Si usted cree que la trufa viene del Piamonte como los niños de París debe ir despabilando. La tuber malanosporum, ese hongo feo, negro, de sutil aroma a almizcle y umbría, es el oscuro objeto del deseo de gente que ha convertido su obtención en un thriller gastronómico. Ladrones de toda laya, estafadores bien entrenados, forajidos que roban los mejores perros truferos, propietarios de robledales que patrullan de noche rifle en mano, empresas que ofrecen derivados de la trufa que no son más que pócimas de química sintética. Y la mafia. También, la mafia. Incluso algún furtivo asesinado a tiros figura entre las grandes obras de este mundillo. Trufas blancas de Alba que vienen de Rumanía, trufas negras de Asti procedentes de Marruecos. Trufas chinas camufladas entre lotes facturados en Italia:"es como cortar la cocaína", dicen los investigadores. Y mucho dinero negro-negrísimo, tan negro como el hongo de marras. Crónica negra pura sobre el ingrediente fetiche de los mejores cocineros del mundo, de los más ricos del orbe y de gastrónomos y coleccionistas de experiencias impagables. Entre ellos, presidentes de EEUU, actores de Hollywood o celebridades del fútbol y el canto. Oprah Winfrey, Celine Dion, Madonna, como antaño Rita Hayworth y Churchill. En el mercado trufero no hay límites para conseguir una trufa. Tampoco los hay para la manipulación y el engaño.
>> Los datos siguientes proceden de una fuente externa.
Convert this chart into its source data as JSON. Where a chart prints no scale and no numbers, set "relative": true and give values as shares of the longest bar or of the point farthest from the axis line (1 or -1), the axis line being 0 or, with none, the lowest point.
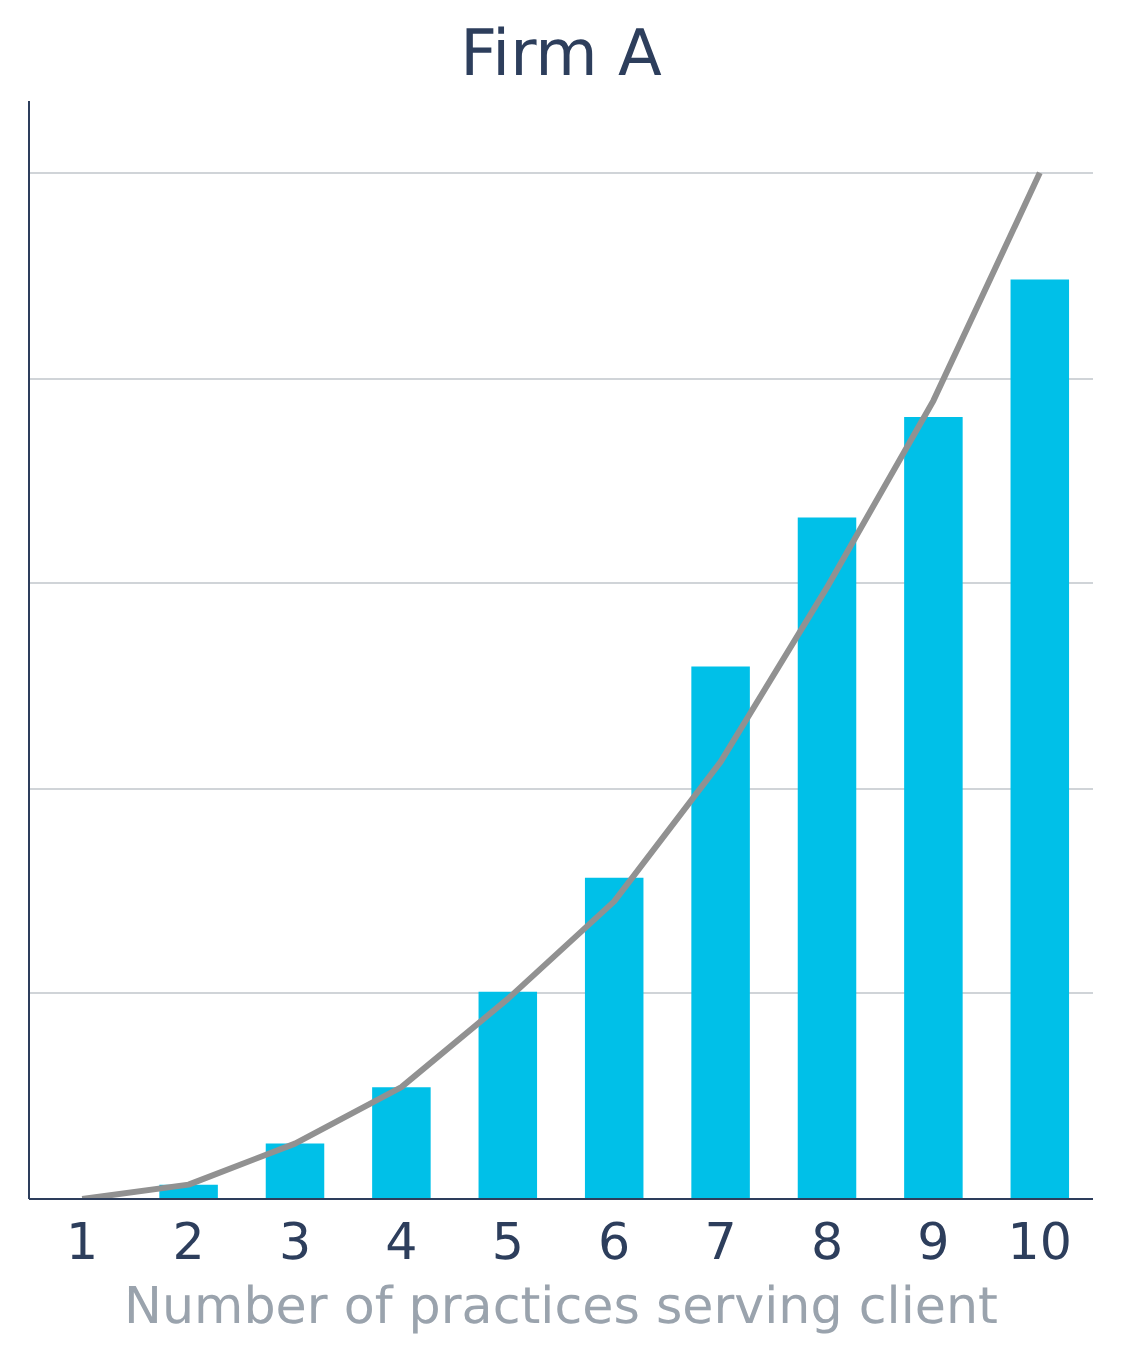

Tras leer El mundo oculto de la Trufa (Planeta Gastro), de Ryan Jacobs, jefe de investigación de The Pacific Standard, un periódico digital radicado en Santa Bárbara (California), cualquier persona sensata se preguntará si alguna vez ha probado realmente una trufa auténtica. Tal es el cúmulo de falsificaciones, estafas e irregularidades que oculta un mundo que mueve 300 millones de euros al año, según las estimaciones que maneja el autor, aunque el volumen real es prácticamente imposible de establecer. Solo en el mercado de trufas de Richerenches, la capital de la trufa, en la Provenza, cada sábado cambian de manos 300.000 euros entre veinte intermediarios, en un trasiego clandestino de hongos que van del maletero de un coche a una bolsa de plástico. La hacienda francesa ni se entera.
El libro relata, con precisión y fuentes acreditadas, el trabajo del periodista durante periodos de varios años en Francia e Italia. Combina un tono exclusivamente descriptivo y analítico basándose en los hechos, con licencias literarias, y recursos del nuevo periodismo apelando a las emociones, el sobresalto y el misterio que flota en las alcantarillas del mercado de trufas. Podría ser perfectamente la crónica de un robo de joyas en Tiffany o de un asalto al Orient Express mientras nieva en Budapest. En realidad, podrían dedicarse investigaciones similares a la falsificación del aceite de Oliva (una emulsión de girasol barato con clorofila, caroteno y tinte alimenticio), la mozarella de búfala, el jamón de Parma o el champán. La Camorra y la Ndrangheta andan por ahí, sostiene la Interpol, trabajando un mercado fraudulento que mueve al año 27.000 millones de dólares. Le llaman la agromafia.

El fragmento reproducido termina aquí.